Upward Bound, part of the federal TRiO program, gets all of its money from the U.S. government.
Upward Bound operates at Eastern New Mexico University, and can serve up to 68 high school students a year, said Director Rodrick Chambers. Students must have low incomes and be the first in their families to go to college.
The ENMU Upward Bound program’s current four-year grant ends Aug. 31. With national leaders struggling with the budget, Chambers said one in four Upward Bound programs could be cut.
ENMU’s two other TRiO programs, Talent Search and the College Success Program, have been told they will continue to receive federal money, Chambers said, but they could still receive fatal cuts.
Upward Bound programs around the country already experienced budget decreases earlier this year, he said. Chambers expects to learn Aug. 2 if the program will receive more money.
“Until then, we’re just pending,” Chambers said.
Congress has the option to pass a continuing resolution to keep Upward Bound operating for another year. However, Chambers said there’s no guarantee that will happen, and even if it did, the program would be in jeopardy again in 2012.
If ENMU’s program loses its usual funding, Upward Bound Coordinator Juan Rivas said, leaders will have to apply for a different grant, this one competitive. If they win it, getting the money could take another year, he said.
During the academic year, Upward Bound participants receive tutoring, ACT test preparation, college tours and community service opportunities. With the summer program, they live on campus, take classes and go on a trip to places such as Los Angeles and New York City.

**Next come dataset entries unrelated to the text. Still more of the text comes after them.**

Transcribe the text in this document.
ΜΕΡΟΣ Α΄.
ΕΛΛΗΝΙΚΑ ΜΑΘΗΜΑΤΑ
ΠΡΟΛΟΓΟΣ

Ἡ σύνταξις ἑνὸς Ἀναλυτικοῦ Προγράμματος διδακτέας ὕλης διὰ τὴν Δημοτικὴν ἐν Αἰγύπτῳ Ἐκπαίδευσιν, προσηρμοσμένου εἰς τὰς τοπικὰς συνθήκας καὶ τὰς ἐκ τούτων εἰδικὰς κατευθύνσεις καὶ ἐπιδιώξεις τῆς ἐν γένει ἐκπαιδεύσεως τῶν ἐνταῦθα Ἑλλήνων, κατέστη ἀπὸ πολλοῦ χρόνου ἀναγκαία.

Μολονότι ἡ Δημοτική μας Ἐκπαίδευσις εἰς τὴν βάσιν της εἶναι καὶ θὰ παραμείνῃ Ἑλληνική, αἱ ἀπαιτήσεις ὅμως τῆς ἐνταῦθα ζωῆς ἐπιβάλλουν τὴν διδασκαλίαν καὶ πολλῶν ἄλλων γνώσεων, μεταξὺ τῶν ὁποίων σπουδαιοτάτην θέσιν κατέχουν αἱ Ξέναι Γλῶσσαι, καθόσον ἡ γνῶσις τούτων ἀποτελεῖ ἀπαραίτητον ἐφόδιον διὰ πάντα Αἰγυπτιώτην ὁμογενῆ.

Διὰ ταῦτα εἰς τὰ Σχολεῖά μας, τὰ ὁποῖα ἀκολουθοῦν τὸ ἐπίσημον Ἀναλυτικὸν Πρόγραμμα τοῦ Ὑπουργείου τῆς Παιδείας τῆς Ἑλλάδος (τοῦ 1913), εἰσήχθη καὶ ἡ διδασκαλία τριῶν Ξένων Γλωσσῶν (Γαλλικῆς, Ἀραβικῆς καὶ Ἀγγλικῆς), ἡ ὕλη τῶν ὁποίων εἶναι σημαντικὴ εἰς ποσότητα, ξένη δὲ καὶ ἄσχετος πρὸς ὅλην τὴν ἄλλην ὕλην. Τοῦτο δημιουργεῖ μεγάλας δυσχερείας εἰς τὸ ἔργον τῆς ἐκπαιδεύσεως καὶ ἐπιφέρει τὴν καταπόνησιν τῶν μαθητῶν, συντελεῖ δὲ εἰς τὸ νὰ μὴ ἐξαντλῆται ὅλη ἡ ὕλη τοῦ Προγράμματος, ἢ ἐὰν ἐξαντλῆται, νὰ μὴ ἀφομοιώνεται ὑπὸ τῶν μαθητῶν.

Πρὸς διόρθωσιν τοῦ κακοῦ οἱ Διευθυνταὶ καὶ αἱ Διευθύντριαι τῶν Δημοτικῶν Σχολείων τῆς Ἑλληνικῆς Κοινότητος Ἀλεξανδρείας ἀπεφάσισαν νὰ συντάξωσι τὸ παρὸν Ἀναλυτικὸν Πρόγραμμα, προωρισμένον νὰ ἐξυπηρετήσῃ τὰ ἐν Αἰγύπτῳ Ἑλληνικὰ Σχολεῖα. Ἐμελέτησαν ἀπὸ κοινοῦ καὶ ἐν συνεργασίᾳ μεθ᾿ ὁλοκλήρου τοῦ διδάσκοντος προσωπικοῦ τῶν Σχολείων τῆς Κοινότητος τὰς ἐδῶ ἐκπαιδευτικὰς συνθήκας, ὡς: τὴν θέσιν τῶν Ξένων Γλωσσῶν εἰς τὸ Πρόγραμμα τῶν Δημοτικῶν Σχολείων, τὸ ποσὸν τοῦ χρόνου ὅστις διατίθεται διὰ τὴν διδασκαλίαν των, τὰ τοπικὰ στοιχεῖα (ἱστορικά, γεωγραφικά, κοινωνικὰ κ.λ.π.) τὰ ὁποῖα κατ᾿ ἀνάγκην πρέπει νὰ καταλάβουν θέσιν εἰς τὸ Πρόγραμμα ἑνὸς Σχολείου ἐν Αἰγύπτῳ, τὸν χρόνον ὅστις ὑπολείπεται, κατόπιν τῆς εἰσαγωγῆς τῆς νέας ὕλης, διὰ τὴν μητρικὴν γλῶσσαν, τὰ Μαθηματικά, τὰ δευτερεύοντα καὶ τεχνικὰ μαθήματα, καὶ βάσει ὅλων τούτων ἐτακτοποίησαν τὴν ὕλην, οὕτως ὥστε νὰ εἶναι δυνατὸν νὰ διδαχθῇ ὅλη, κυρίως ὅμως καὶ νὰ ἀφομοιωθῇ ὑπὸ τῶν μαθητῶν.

ENMU’s Upward Bound program has been open to students in Portales, Clovis, Dora, Elida, Floyd, Texico and Melrose. However, Chambers said only Portales and Clovis would qualify for the services in the coming grant cycle, because the other schools’ higher graduation rates don’t meet the criteria that determines need.
“That is the reality of our next grant, that we’ll have to cut out five of the seven schools we serve,” he said.
Chambers is encouraging parents to ask their Congressional representatives to change the criteria.
Upward Bound participant Jessica Bryan, 16, of Clovis said through the program, she’d learned what she needed to do to get into college, and her math, science and English work had improved.
“It gives you hope,” she said.
Zachary Martinez, 17, also of Clovis, said he participated in Upward Bound because he thought it was a good opportunity to help him get to college. Not only has it provided information, but he said the program taught him that he can go to college, no matter his background, if he puts his mind to it.